How the different findings work with each other is important: not only do bad cops continue to work high-stakes jobs, they do so in increasingly vulnerable communities. And as one might expect, absent any real consequence aside from a move to another town, police aren’t incentivized to change their behavior—and many don’t.
Addressing why police departments may hire risky officers, Grunwald suggested two possibilities—lack of knowledge, due to the big holes in state and national decertification databases, and a culture of impunity.
“Law-enforcement agencies are highly immunized from legal liability,” Grunwald told the Post. “And, as we’ve seen in the past few weeks, there can be a band-of-brothers ethos among police officers, where they feel that they are duty-bound to unconditionally support each other.”
While comprehensive, one important data set the analysis doesn’t cover is officers fired by an agency, only to be rehired by that same agency at a later date.
“Our definition of wandering officer excludes these cases, but there are a substantial number of cases in which officers are fired and then rehired by the same agency,” said Rappaport. Anecdotally, police unions play a major role in reinstating problem officers back into the departments and communities they have caused harm to, he added.

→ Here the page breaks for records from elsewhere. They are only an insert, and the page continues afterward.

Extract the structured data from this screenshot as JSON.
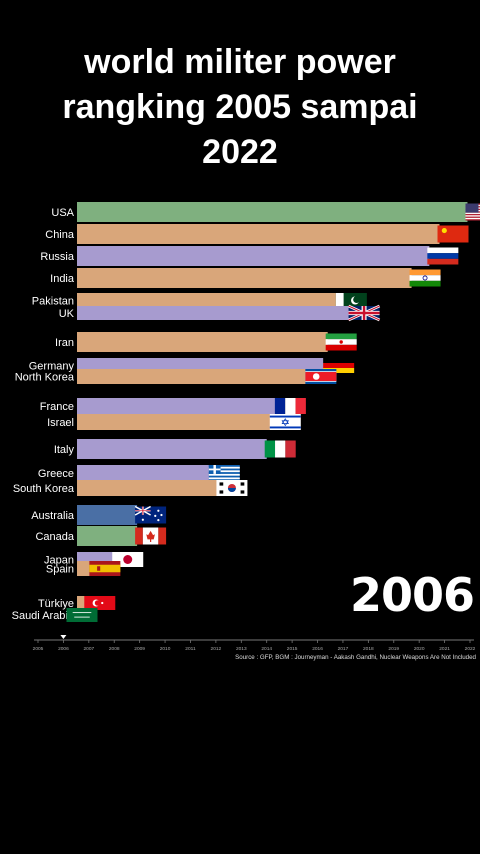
{
  "title_lines": [
    "world militer power",
    "rangking 2005 sampai",
    "2022"
  ],
  "year_label": "2006",
  "source": "Source : GFP, BGM : Journeyman - Aakash Gandhi, Nuclear Weapons Are Not Included",
  "chart_data": {
    "type": "bar",
    "orientation": "horizontal",
    "categories": [
      "USA",
      "China",
      "Russia",
      "India",
      "Pakistan",
      "UK",
      "Iran",
      "Germany",
      "North Korea",
      "France",
      "Israel",
      "Italy",
      "Greece",
      "South Korea",
      "Australia",
      "Canada",
      "Japan",
      "Spain",
      "Türkiye",
      "Saudi Arabia"
    ],
    "values": [
      2021.9,
      2020.8,
      2020.4,
      2019.7,
      2016.8,
      2017.3,
      2016.4,
      2016.3,
      2015.6,
      2014.4,
      2014.2,
      2014.0,
      2011.8,
      2012.1,
      2008.9,
      2008.9,
      2008.0,
      2007.1,
      2006.9,
      2006.2
    ],
    "xaxis_type": "time (year)",
    "xlim": [
      2005,
      2022
    ],
    "xticks": [
      "2005",
      "2006",
      "2007",
      "2008",
      "2009",
      "2010",
      "2011",
      "2012",
      "2013",
      "2014",
      "2015",
      "2016",
      "2017",
      "2018",
      "2019",
      "2020",
      "2021",
      "2022"
    ],
    "current_year_marker": 2006,
    "colors": {
      "USA": "#7fb07f",
      "China": "#d9a67a",
      "Russia": "#a79bcf",
      "India": "#d9a67a",
      "Pakistan": "#d9a67a",
      "UK": "#a79bcf",
      "Iran": "#d9a67a",
      "Germany": "#a79bcf",
      "North Korea": "#d9a67a",
      "France": "#a79bcf",
      "Israel": "#d9a67a",
      "Italy": "#a79bcf",
      "Greece": "#a79bcf",
      "South Korea": "#d9a67a",
      "Australia": "#4a6fa5",
      "Canada": "#7fb07f",
      "Japan": "#a79bcf",
      "Spain": "#d9a67a",
      "Türkiye": "#d9a67a",
      "Saudi Arabia": "#7fb07f"
    },
    "flags": {
      "USA": "flag-usa",
      "China": "flag-china",
      "Russia": "flag-russia",
      "India": "flag-india",
      "Pakistan": "flag-pakistan",
      "UK": "flag-uk",
      "Iran": "flag-iran",
      "Germany": "flag-germany",
      "North Korea": "flag-north-korea",
      "France": "flag-france",
      "Israel": "flag-israel",
      "Italy": "flag-italy",
      "Greece": "flag-greece",
      "South Korea": "flag-south-korea",
      "Australia": "flag-australia",
      "Canada": "flag-canada",
      "Japan": "flag-japan",
      "Spain": "flag-spain",
      "Türkiye": "flag-turkiye",
      "Saudi Arabia": "flag-saudi-arabia"
    },
    "grid": false,
    "legend": "none"
  }
}
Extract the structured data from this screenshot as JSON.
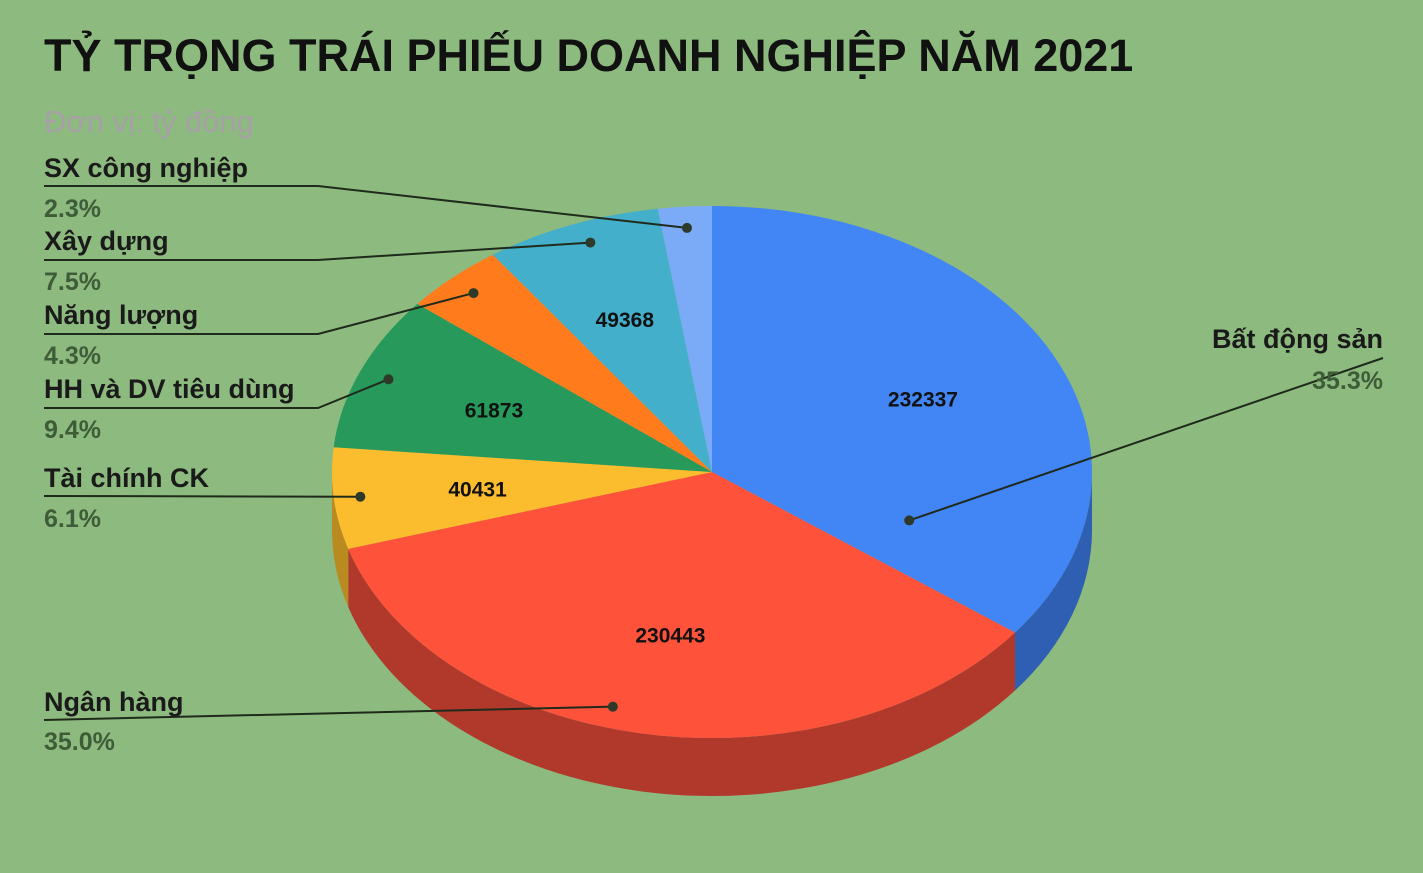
{
  "title": "TỶ TRỌNG TRÁI PHIẾU DOANH NGHIỆP NĂM 2021",
  "subtitle": "Đơn vị: tỷ đồng",
  "chart_data": {
    "type": "pie",
    "title": "TỶ TRỌNG TRÁI PHIẾU DOANH NGHIỆP NĂM 2021",
    "subtitle": "Đơn vị: tỷ đồng",
    "style": "3d",
    "legend": "none",
    "slices": [
      {
        "label": "Bất động sản",
        "value": 232337,
        "percent": "35.3%",
        "show_value": true,
        "color": "#4285f4",
        "side_color": "#2f5fb3"
      },
      {
        "label": "Ngân hàng",
        "value": 230443,
        "percent": "35.0%",
        "show_value": true,
        "color": "#fe523b",
        "side_color": "#b0392b"
      },
      {
        "label": "Tài chính CK",
        "value": 40431,
        "percent": "6.1%",
        "show_value": true,
        "color": "#fbbc2d",
        "side_color": "#b88a1f"
      },
      {
        "label": "HH và DV tiêu dùng",
        "value": 61873,
        "percent": "9.4%",
        "show_value": true,
        "color": "#27995a",
        "side_color": "#1c6e41"
      },
      {
        "label": "Năng lượng",
        "value": 28500,
        "percent": "4.3%",
        "show_value": false,
        "color": "#ff7b1c",
        "side_color": "#b85914"
      },
      {
        "label": "Xây dựng",
        "value": 49368,
        "percent": "7.5%",
        "show_value": true,
        "color": "#43afca",
        "side_color": "#307f93"
      },
      {
        "label": "SX công nghiệp",
        "value": 15000,
        "percent": "2.3%",
        "show_value": false,
        "color": "#7baaf7",
        "side_color": "#5a7db5"
      }
    ]
  }
}
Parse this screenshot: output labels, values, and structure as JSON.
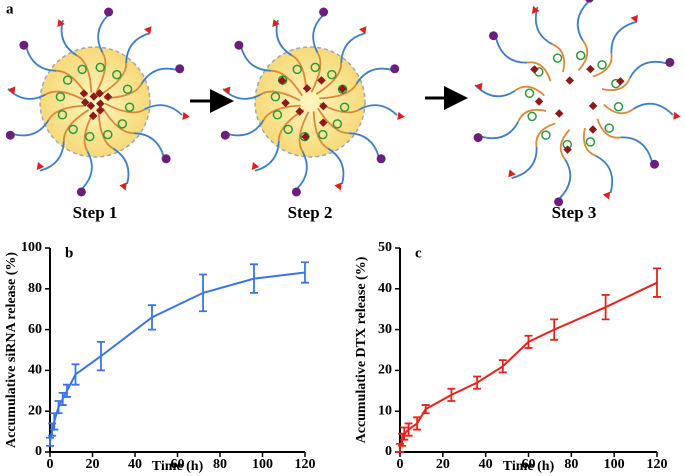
{
  "figure": {
    "panel_label": "a",
    "steps": [
      "Step 1",
      "Step 2",
      "Step 3"
    ]
  },
  "chart_data": [
    {
      "type": "line",
      "panel_label": "b",
      "xlabel": "Time (h)",
      "ylabel": "Accumulative siRNA release (%)",
      "x": [
        0,
        1,
        2,
        4,
        6,
        8,
        12,
        24,
        48,
        72,
        96,
        120
      ],
      "series": [
        {
          "color": "#3b74e6",
          "values": [
            5,
            11,
            15,
            22,
            26,
            30,
            38,
            47,
            66,
            78,
            85,
            88
          ],
          "errors": [
            2,
            3,
            4,
            3,
            3,
            3,
            5,
            7,
            6,
            9,
            7,
            5
          ]
        }
      ],
      "xlim": [
        0,
        120
      ],
      "xticks": [
        0,
        20,
        40,
        60,
        80,
        100,
        120
      ],
      "ylim": [
        0,
        100
      ],
      "yticks": [
        0,
        20,
        40,
        60,
        80,
        100
      ]
    },
    {
      "type": "line",
      "panel_label": "c",
      "xlabel": "Time (h)",
      "ylabel": "Accumulative DTX release (%)",
      "x": [
        0,
        1,
        2,
        4,
        8,
        12,
        24,
        36,
        48,
        60,
        72,
        96,
        120
      ],
      "series": [
        {
          "color": "#e8221c",
          "values": [
            1,
            3,
            4.5,
            5.5,
            7,
            10.5,
            14,
            17,
            21,
            27,
            30,
            35.5,
            41.5
          ],
          "errors": [
            1,
            1.5,
            1.5,
            1.5,
            1.5,
            1,
            1.5,
            1.5,
            1.5,
            1.5,
            2.5,
            3,
            3.5
          ]
        }
      ],
      "xlim": [
        0,
        120
      ],
      "xticks": [
        0,
        20,
        40,
        60,
        80,
        100,
        120
      ],
      "ylim": [
        0,
        50
      ],
      "yticks": [
        0,
        10,
        20,
        30,
        40,
        50
      ]
    }
  ]
}
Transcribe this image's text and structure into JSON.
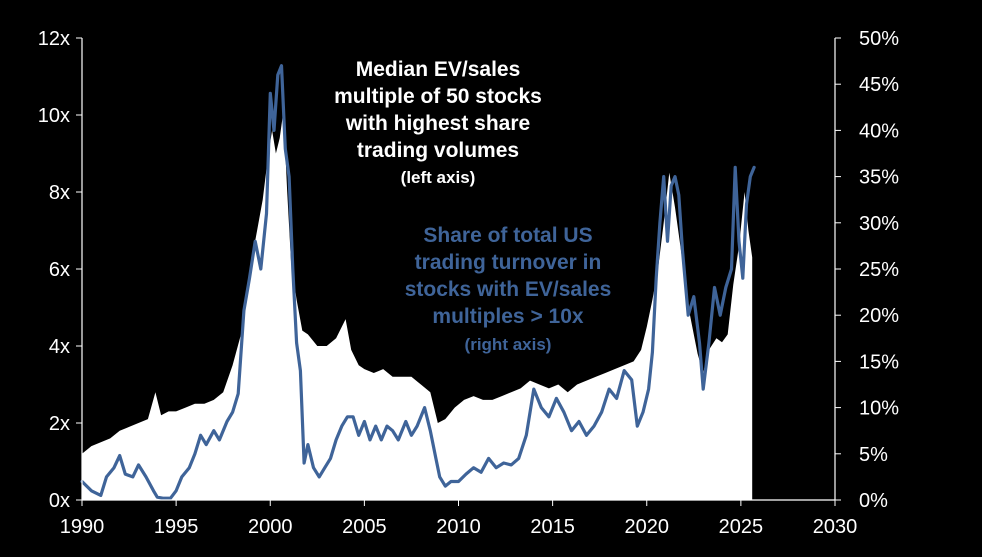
{
  "colors": {
    "background": "#000000",
    "area_fill": "#ffffff",
    "line": "#3f6499",
    "axis": "#ffffff"
  },
  "annotations": {
    "white_lines": [
      "Median EV/sales",
      "multiple of 50 stocks",
      "with highest share",
      "trading volumes"
    ],
    "white_sub": "(left axis)",
    "blue_lines": [
      "Share of total US",
      "trading turnover in",
      "stocks with EV/sales",
      "multiples > 10x"
    ],
    "blue_sub": "(right axis)"
  },
  "chart_data": {
    "type": "area",
    "title": "",
    "xlabel": "",
    "ylabel": "",
    "xlim": [
      1990,
      2030
    ],
    "ylim": [
      0,
      12
    ],
    "y2lim": [
      0,
      50
    ],
    "x_ticks": [
      "1990",
      "1995",
      "2000",
      "2005",
      "2010",
      "2015",
      "2020",
      "2025",
      "2030"
    ],
    "y_ticks": [
      "0x",
      "2x",
      "4x",
      "6x",
      "8x",
      "10x",
      "12x"
    ],
    "y2_ticks": [
      "0%",
      "5%",
      "10%",
      "15%",
      "20%",
      "25%",
      "30%",
      "35%",
      "40%",
      "45%",
      "50%"
    ],
    "grid": false,
    "legend": "none",
    "series": [
      {
        "axis": "left",
        "style": "area",
        "points": [
          [
            1990.0,
            1.2
          ],
          [
            1990.5,
            1.4
          ],
          [
            1991.0,
            1.5
          ],
          [
            1991.5,
            1.6
          ],
          [
            1992.0,
            1.8
          ],
          [
            1992.5,
            1.9
          ],
          [
            1993.0,
            2.0
          ],
          [
            1993.5,
            2.1
          ],
          [
            1993.9,
            2.8
          ],
          [
            1994.2,
            2.2
          ],
          [
            1994.6,
            2.3
          ],
          [
            1995.0,
            2.3
          ],
          [
            1995.5,
            2.4
          ],
          [
            1996.0,
            2.5
          ],
          [
            1996.5,
            2.5
          ],
          [
            1997.0,
            2.6
          ],
          [
            1997.5,
            2.8
          ],
          [
            1998.0,
            3.5
          ],
          [
            1998.5,
            4.4
          ],
          [
            1998.8,
            5.5
          ],
          [
            1999.0,
            6.2
          ],
          [
            1999.3,
            7.0
          ],
          [
            1999.6,
            7.8
          ],
          [
            1999.9,
            9.0
          ],
          [
            2000.1,
            9.6
          ],
          [
            2000.3,
            9.0
          ],
          [
            2000.5,
            9.4
          ],
          [
            2000.7,
            10.1
          ],
          [
            2000.9,
            8.0
          ],
          [
            2001.1,
            6.2
          ],
          [
            2001.4,
            5.2
          ],
          [
            2001.7,
            4.4
          ],
          [
            2002.0,
            4.3
          ],
          [
            2002.5,
            4.0
          ],
          [
            2003.0,
            4.0
          ],
          [
            2003.5,
            4.2
          ],
          [
            2004.0,
            4.7
          ],
          [
            2004.3,
            3.9
          ],
          [
            2004.7,
            3.5
          ],
          [
            2005.0,
            3.4
          ],
          [
            2005.5,
            3.3
          ],
          [
            2006.0,
            3.4
          ],
          [
            2006.5,
            3.2
          ],
          [
            2007.0,
            3.2
          ],
          [
            2007.5,
            3.2
          ],
          [
            2008.0,
            3.0
          ],
          [
            2008.5,
            2.8
          ],
          [
            2008.9,
            2.0
          ],
          [
            2009.3,
            2.1
          ],
          [
            2009.8,
            2.4
          ],
          [
            2010.3,
            2.6
          ],
          [
            2010.8,
            2.7
          ],
          [
            2011.3,
            2.6
          ],
          [
            2011.8,
            2.6
          ],
          [
            2012.3,
            2.7
          ],
          [
            2012.8,
            2.8
          ],
          [
            2013.3,
            2.9
          ],
          [
            2013.8,
            3.1
          ],
          [
            2014.3,
            3.0
          ],
          [
            2014.8,
            2.9
          ],
          [
            2015.3,
            3.0
          ],
          [
            2015.8,
            2.8
          ],
          [
            2016.3,
            3.0
          ],
          [
            2016.8,
            3.1
          ],
          [
            2017.3,
            3.2
          ],
          [
            2017.8,
            3.3
          ],
          [
            2018.3,
            3.4
          ],
          [
            2018.8,
            3.5
          ],
          [
            2019.3,
            3.6
          ],
          [
            2019.7,
            3.9
          ],
          [
            2020.0,
            4.5
          ],
          [
            2020.3,
            5.2
          ],
          [
            2020.6,
            6.0
          ],
          [
            2020.9,
            7.2
          ],
          [
            2021.2,
            8.5
          ],
          [
            2021.5,
            7.6
          ],
          [
            2021.9,
            6.2
          ],
          [
            2022.3,
            4.8
          ],
          [
            2022.7,
            3.8
          ],
          [
            2023.0,
            3.3
          ],
          [
            2023.3,
            3.9
          ],
          [
            2023.7,
            4.2
          ],
          [
            2024.0,
            4.1
          ],
          [
            2024.3,
            4.3
          ],
          [
            2024.6,
            5.6
          ],
          [
            2024.9,
            6.6
          ],
          [
            2025.2,
            8.0
          ],
          [
            2025.4,
            7.0
          ],
          [
            2025.6,
            6.3
          ]
        ]
      },
      {
        "axis": "right",
        "style": "line",
        "points": [
          [
            1990.0,
            2.0
          ],
          [
            1990.5,
            1.0
          ],
          [
            1991.0,
            0.5
          ],
          [
            1991.3,
            2.5
          ],
          [
            1991.7,
            3.5
          ],
          [
            1992.0,
            4.8
          ],
          [
            1992.3,
            2.8
          ],
          [
            1992.7,
            2.5
          ],
          [
            1993.0,
            3.8
          ],
          [
            1993.4,
            2.5
          ],
          [
            1993.8,
            1.0
          ],
          [
            1994.0,
            0.3
          ],
          [
            1994.3,
            0.2
          ],
          [
            1994.7,
            0.2
          ],
          [
            1995.0,
            1.0
          ],
          [
            1995.3,
            2.5
          ],
          [
            1995.7,
            3.5
          ],
          [
            1996.0,
            5.0
          ],
          [
            1996.3,
            7.0
          ],
          [
            1996.6,
            6.0
          ],
          [
            1997.0,
            7.5
          ],
          [
            1997.3,
            6.5
          ],
          [
            1997.7,
            8.5
          ],
          [
            1998.0,
            9.5
          ],
          [
            1998.3,
            11.5
          ],
          [
            1998.6,
            20.5
          ],
          [
            1998.9,
            24.0
          ],
          [
            1999.2,
            28.0
          ],
          [
            1999.5,
            25.0
          ],
          [
            1999.8,
            31.0
          ],
          [
            2000.0,
            44.0
          ],
          [
            2000.2,
            40.0
          ],
          [
            2000.4,
            46.0
          ],
          [
            2000.6,
            47.0
          ],
          [
            2000.8,
            38.0
          ],
          [
            2001.0,
            35.0
          ],
          [
            2001.2,
            25.0
          ],
          [
            2001.4,
            17.0
          ],
          [
            2001.6,
            14.0
          ],
          [
            2001.8,
            4.0
          ],
          [
            2002.0,
            6.0
          ],
          [
            2002.3,
            3.5
          ],
          [
            2002.6,
            2.5
          ],
          [
            2002.9,
            3.5
          ],
          [
            2003.2,
            4.5
          ],
          [
            2003.5,
            6.5
          ],
          [
            2003.8,
            8.0
          ],
          [
            2004.1,
            9.0
          ],
          [
            2004.4,
            9.0
          ],
          [
            2004.7,
            7.0
          ],
          [
            2005.0,
            8.5
          ],
          [
            2005.3,
            6.5
          ],
          [
            2005.6,
            8.0
          ],
          [
            2005.9,
            6.5
          ],
          [
            2006.2,
            8.0
          ],
          [
            2006.5,
            7.5
          ],
          [
            2006.8,
            6.5
          ],
          [
            2007.2,
            8.5
          ],
          [
            2007.5,
            7.0
          ],
          [
            2007.8,
            8.0
          ],
          [
            2008.2,
            10.0
          ],
          [
            2008.5,
            7.5
          ],
          [
            2008.8,
            4.5
          ],
          [
            2009.0,
            2.5
          ],
          [
            2009.3,
            1.5
          ],
          [
            2009.6,
            2.0
          ],
          [
            2010.0,
            2.0
          ],
          [
            2010.4,
            2.8
          ],
          [
            2010.8,
            3.5
          ],
          [
            2011.2,
            3.0
          ],
          [
            2011.6,
            4.5
          ],
          [
            2012.0,
            3.5
          ],
          [
            2012.4,
            4.0
          ],
          [
            2012.8,
            3.8
          ],
          [
            2013.2,
            4.5
          ],
          [
            2013.6,
            7.0
          ],
          [
            2014.0,
            12.0
          ],
          [
            2014.4,
            10.0
          ],
          [
            2014.8,
            9.0
          ],
          [
            2015.2,
            11.0
          ],
          [
            2015.6,
            9.5
          ],
          [
            2016.0,
            7.5
          ],
          [
            2016.4,
            8.5
          ],
          [
            2016.8,
            7.0
          ],
          [
            2017.2,
            8.0
          ],
          [
            2017.6,
            9.5
          ],
          [
            2018.0,
            12.0
          ],
          [
            2018.4,
            11.0
          ],
          [
            2018.8,
            14.0
          ],
          [
            2019.2,
            13.0
          ],
          [
            2019.5,
            8.0
          ],
          [
            2019.8,
            9.5
          ],
          [
            2020.1,
            12.0
          ],
          [
            2020.3,
            16.0
          ],
          [
            2020.5,
            24.0
          ],
          [
            2020.7,
            30.0
          ],
          [
            2020.9,
            35.0
          ],
          [
            2021.1,
            28.0
          ],
          [
            2021.3,
            34.0
          ],
          [
            2021.5,
            35.0
          ],
          [
            2021.7,
            33.0
          ],
          [
            2021.9,
            27.0
          ],
          [
            2022.2,
            20.0
          ],
          [
            2022.5,
            22.0
          ],
          [
            2022.8,
            17.0
          ],
          [
            2023.0,
            12.0
          ],
          [
            2023.3,
            17.0
          ],
          [
            2023.6,
            23.0
          ],
          [
            2023.9,
            20.0
          ],
          [
            2024.2,
            23.0
          ],
          [
            2024.5,
            25.0
          ],
          [
            2024.7,
            36.0
          ],
          [
            2024.9,
            28.0
          ],
          [
            2025.1,
            24.0
          ],
          [
            2025.3,
            32.0
          ],
          [
            2025.5,
            35.0
          ],
          [
            2025.7,
            36.0
          ]
        ]
      }
    ]
  }
}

Moving forward, the researchers say there needs to be better data collection on officers who are fired, as well as consistent and accessible databases to search this information (Florida is one of a few states that have decades worth of disciplinary data to pull from). Rappaport suggested that police chiefs may be in the dark about how risky wandering officers are to their departments—generously allowing that an “education campaign” may do the trick. But he also put a “nuclear option” on the table, modeled by Connecticut: prohibit law enforcement from hiring any officer previously fired (this would only be possible with accurate data collection, he cautioned).
But given the impact one bad cop can have on a city, it seems clear that in this case, the “nuclear option” is far from the worst-case scenario.